J-P. C. Les objectifs de la loi de transition énergétique (LTE) sont vertueux en termes de division par deux de la consommation d’énergie finale à l’horizon 2050 et de réduction de 75 à 50 % de la part d’électricité nucléaire en 2025. Mais dans la pratique rien ne vient étayer ces ambitions. Il semble au contraire que le modèle énergétique français continue à s’organiser autour de l’électricité nucléaire, dont on maintient le niveau à 63,2 gigawatts, et de son système très centralisé de production et de distribution, accompagné d’une gouvernance inchangée. Les efforts à faire pour rendre les bâtiments passifs ou même producteurs d’énergie, instaurer des transports propres  ou encore développer les énergies renouvelables ne sont pas à la hauteur. Demain la France, au lieu d’être le pays de l’excellence environnementale, risque bien de se retrouver en retard non seulement par rapport à la Chine mais aussi au sein de l’Union européenne.

 

Les objectifs de la loi de transition énergétique sont vertueux, mais dans la pratique rien ne vient étayer ces ambitions 

 

Décideurs. La loi sur la biodiversité est actuellement en deuxième lecture à l’Assemblée nationale [ndlr, elle a été votée le 16 mars]. C’est la première grande loi environnementale depuis celle de 1976. Quelles sont vos principales attentes à ce sujet ?

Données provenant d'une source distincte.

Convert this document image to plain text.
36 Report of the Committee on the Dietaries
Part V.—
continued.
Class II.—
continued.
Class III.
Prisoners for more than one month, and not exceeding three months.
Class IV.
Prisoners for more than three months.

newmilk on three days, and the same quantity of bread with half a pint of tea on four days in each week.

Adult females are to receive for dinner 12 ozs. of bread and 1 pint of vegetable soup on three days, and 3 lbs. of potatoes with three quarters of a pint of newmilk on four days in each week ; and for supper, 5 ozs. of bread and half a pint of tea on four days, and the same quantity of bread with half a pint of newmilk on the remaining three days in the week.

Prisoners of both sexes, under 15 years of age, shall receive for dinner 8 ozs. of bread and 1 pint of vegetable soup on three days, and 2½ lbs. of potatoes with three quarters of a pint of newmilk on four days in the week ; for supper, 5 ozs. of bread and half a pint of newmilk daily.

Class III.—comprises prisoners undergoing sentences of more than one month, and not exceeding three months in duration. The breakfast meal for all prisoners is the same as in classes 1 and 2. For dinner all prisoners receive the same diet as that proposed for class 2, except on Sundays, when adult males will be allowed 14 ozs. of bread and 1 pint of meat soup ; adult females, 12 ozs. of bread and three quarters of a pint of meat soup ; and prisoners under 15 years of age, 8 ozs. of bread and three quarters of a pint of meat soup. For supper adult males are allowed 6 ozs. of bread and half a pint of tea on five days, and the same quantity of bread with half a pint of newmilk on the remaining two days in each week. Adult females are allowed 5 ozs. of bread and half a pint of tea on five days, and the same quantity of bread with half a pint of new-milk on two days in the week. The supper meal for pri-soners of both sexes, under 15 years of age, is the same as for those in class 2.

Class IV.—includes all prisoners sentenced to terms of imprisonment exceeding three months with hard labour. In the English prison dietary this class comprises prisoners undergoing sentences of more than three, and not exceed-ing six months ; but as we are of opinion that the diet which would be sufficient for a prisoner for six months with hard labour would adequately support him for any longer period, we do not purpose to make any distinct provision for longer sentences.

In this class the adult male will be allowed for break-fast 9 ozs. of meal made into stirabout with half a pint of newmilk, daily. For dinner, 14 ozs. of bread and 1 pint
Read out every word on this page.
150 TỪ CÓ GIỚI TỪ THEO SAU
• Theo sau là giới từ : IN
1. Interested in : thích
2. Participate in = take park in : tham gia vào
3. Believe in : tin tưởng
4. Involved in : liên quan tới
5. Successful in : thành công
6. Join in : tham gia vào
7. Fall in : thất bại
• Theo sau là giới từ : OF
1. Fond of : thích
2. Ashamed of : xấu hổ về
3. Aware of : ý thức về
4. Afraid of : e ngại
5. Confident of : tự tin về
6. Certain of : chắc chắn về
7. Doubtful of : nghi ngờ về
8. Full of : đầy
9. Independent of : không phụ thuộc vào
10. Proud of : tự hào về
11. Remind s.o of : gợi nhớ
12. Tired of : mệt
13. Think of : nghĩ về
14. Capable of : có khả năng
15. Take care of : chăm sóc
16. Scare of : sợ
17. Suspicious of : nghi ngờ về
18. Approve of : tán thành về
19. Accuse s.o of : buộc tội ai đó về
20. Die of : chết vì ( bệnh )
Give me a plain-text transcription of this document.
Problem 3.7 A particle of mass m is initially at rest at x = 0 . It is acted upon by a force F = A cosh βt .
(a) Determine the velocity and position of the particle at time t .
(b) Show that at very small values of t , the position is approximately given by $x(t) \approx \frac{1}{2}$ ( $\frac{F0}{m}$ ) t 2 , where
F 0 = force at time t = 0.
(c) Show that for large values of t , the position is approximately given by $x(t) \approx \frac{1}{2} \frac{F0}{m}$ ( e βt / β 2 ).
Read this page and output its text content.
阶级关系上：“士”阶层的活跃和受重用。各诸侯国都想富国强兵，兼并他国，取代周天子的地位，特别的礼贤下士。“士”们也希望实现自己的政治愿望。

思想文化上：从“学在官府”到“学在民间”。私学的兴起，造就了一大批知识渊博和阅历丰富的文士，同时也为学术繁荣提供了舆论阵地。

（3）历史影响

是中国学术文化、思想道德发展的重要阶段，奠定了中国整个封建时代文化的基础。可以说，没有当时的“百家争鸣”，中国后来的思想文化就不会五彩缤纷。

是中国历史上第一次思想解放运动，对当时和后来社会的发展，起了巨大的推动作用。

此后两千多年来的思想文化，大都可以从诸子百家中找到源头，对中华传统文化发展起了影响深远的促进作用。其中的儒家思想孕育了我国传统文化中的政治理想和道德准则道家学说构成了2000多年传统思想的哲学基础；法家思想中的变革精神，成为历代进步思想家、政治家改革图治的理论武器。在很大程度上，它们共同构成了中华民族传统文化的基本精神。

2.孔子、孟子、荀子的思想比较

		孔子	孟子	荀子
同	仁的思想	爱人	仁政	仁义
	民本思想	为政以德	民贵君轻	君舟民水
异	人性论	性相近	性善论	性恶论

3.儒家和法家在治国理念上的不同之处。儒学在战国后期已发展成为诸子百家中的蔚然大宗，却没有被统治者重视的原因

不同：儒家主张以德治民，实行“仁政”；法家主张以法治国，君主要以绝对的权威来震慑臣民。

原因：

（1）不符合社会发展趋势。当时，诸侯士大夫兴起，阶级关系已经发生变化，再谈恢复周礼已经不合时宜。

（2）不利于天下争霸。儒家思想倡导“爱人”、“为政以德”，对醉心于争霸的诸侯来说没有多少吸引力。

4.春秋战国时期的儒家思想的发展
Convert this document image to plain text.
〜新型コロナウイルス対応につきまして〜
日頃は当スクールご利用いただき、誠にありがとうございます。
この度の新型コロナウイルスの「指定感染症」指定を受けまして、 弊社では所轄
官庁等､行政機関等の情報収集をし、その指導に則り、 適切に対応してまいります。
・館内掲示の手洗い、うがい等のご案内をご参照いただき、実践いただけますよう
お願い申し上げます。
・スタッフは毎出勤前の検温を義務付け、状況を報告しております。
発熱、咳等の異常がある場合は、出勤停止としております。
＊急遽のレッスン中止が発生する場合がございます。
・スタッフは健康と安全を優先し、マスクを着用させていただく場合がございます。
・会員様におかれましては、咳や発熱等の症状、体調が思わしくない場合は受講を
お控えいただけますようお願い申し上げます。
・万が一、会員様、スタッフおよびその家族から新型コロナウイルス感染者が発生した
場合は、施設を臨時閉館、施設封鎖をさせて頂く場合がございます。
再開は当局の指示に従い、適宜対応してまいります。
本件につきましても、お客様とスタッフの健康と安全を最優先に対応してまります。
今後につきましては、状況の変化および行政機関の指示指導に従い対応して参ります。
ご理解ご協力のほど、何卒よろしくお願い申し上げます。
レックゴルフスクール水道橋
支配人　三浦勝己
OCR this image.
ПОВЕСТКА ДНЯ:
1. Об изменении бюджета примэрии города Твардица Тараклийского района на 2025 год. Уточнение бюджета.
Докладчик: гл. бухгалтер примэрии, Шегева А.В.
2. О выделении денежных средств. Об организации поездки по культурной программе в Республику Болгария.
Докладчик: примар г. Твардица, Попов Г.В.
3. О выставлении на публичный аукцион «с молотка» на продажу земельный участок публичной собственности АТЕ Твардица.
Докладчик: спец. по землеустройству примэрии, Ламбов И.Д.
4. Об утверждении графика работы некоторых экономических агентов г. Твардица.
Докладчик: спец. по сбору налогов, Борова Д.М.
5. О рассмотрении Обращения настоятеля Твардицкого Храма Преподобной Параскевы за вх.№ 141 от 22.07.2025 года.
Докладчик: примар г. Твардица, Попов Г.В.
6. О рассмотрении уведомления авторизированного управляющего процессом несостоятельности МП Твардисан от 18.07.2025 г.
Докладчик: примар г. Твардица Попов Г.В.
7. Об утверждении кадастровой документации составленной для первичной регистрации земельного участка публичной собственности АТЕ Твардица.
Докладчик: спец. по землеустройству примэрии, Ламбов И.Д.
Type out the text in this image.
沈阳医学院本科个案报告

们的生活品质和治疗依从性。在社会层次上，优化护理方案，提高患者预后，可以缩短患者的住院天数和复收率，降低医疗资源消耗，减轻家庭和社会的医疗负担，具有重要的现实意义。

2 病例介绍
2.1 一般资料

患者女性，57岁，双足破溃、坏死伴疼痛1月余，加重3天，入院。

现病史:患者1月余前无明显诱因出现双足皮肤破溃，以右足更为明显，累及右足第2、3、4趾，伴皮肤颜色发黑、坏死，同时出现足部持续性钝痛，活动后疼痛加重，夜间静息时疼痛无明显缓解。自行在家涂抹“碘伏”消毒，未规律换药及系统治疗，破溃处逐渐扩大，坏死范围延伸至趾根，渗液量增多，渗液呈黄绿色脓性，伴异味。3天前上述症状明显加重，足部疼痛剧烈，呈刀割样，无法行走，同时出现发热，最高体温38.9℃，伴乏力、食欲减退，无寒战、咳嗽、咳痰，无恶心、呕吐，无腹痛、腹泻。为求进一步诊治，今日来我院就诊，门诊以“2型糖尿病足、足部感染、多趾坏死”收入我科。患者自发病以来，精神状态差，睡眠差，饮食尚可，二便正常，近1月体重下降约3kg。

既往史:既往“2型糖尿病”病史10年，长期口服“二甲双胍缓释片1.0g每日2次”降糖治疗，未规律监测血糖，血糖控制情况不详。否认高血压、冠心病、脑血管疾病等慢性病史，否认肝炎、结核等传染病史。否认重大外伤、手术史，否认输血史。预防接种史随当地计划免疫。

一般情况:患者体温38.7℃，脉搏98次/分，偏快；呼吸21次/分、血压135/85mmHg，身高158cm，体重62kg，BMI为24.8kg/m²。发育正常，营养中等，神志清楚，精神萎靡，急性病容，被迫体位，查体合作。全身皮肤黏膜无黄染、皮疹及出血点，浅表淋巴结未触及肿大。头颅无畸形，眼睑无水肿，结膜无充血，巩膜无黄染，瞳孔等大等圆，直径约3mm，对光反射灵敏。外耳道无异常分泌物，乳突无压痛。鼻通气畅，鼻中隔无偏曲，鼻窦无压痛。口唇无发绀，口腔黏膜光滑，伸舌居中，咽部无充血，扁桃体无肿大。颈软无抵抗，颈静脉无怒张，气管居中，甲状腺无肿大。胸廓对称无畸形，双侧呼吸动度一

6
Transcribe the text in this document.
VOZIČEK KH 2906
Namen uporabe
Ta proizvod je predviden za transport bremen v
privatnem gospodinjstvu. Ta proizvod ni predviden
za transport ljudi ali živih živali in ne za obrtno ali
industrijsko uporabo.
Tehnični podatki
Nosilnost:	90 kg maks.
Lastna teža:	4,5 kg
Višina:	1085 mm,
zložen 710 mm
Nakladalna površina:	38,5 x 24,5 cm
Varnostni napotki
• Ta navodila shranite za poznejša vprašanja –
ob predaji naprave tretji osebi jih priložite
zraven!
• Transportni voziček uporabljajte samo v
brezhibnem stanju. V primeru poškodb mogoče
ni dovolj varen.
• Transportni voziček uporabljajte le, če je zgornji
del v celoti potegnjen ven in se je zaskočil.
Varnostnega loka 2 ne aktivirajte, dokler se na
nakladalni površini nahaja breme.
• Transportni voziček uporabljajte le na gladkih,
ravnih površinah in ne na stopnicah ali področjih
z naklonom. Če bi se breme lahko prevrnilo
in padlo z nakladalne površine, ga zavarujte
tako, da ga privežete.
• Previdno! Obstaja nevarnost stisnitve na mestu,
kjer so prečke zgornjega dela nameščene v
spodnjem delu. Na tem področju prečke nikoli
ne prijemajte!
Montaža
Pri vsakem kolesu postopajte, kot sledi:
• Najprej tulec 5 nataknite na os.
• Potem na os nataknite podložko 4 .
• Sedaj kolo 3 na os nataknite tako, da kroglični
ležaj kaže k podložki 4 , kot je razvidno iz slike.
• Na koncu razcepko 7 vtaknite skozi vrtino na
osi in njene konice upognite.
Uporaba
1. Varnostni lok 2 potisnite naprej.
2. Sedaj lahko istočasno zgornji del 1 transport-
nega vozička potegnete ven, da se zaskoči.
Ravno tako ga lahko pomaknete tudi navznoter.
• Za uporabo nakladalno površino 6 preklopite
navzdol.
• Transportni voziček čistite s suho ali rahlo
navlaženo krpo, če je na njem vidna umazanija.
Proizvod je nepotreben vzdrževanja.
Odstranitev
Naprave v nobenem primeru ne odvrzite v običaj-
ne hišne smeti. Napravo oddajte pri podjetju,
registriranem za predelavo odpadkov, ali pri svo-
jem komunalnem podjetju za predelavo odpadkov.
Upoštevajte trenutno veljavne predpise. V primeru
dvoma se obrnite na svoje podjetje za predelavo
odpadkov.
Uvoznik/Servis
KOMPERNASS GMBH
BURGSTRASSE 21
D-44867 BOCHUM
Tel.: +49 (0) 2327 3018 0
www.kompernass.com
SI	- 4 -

J-P. C. En premier lieu, la loi permettra la ratification par la France du protocole de Nagoya et la mise en œuvre du mécanisme d’accès et de partage des avantages (APA). C’est une avancée essentielle, puisqu’il s’agit d’aller vers plus d’équité et de sécurité juridique dans l’utilisation des ressources génétiques. Ensuite, l’une de mes principales attentes porte sur l’interdiction de l’utilisation des produits contenant des substances actives de la famille des néonicotinoïdes, y compris les semences traitées avec ces produits. Nous ne sommes plus en la matière dans l’application du principe de précaution mais confrontés à notre responsabilité d’élus, qui devons prendre une décision conforme à l’intérêt général. Plusieurs centaines d’études scientifiques, réalisées dans le monde entier, démontrent la responsabilité des molécules néonicotinoïdes dans la disparition des colonies d’abeilles et de pollinisateurs sauvages mais aussi dans la mortalité d’invertébrés aquatiques et terrestres, de poissons, d’amphibiens, d’oiseaux et au final dans la mise en danger de la santé humaine. Économiquement, au-delà de la survie de la filière apicole, ce sont les services écosystémiques vitaux qui sont en jeu. Cette interdiction d’utilisation de ces produits, tout à fait compatible avec la législation européenne, permettra de  développer et de renforcer les solutions alternatives de lutte contre les ravageurs.

 

Décideurs. Est-ce que l’Agence française pour la biodiversité (AFB) sera l’agence que l’environnement attendait ? 

J-P. C. L’AFB doit permettre à notre pays d’atteindre les différents objectifs fixés par la stratégie nationale pour la biodiversité. Son action devra s’appuyer sur les différents acteurs économiques et citoyens. Le débat reste cependant ouvert sur son périmètre et ses moyens humains et financiers. La question de l’éventuelle intégration de l’Office national de la chasse et de la faune sauvage (ONCFS) reste aujourd’hui posée.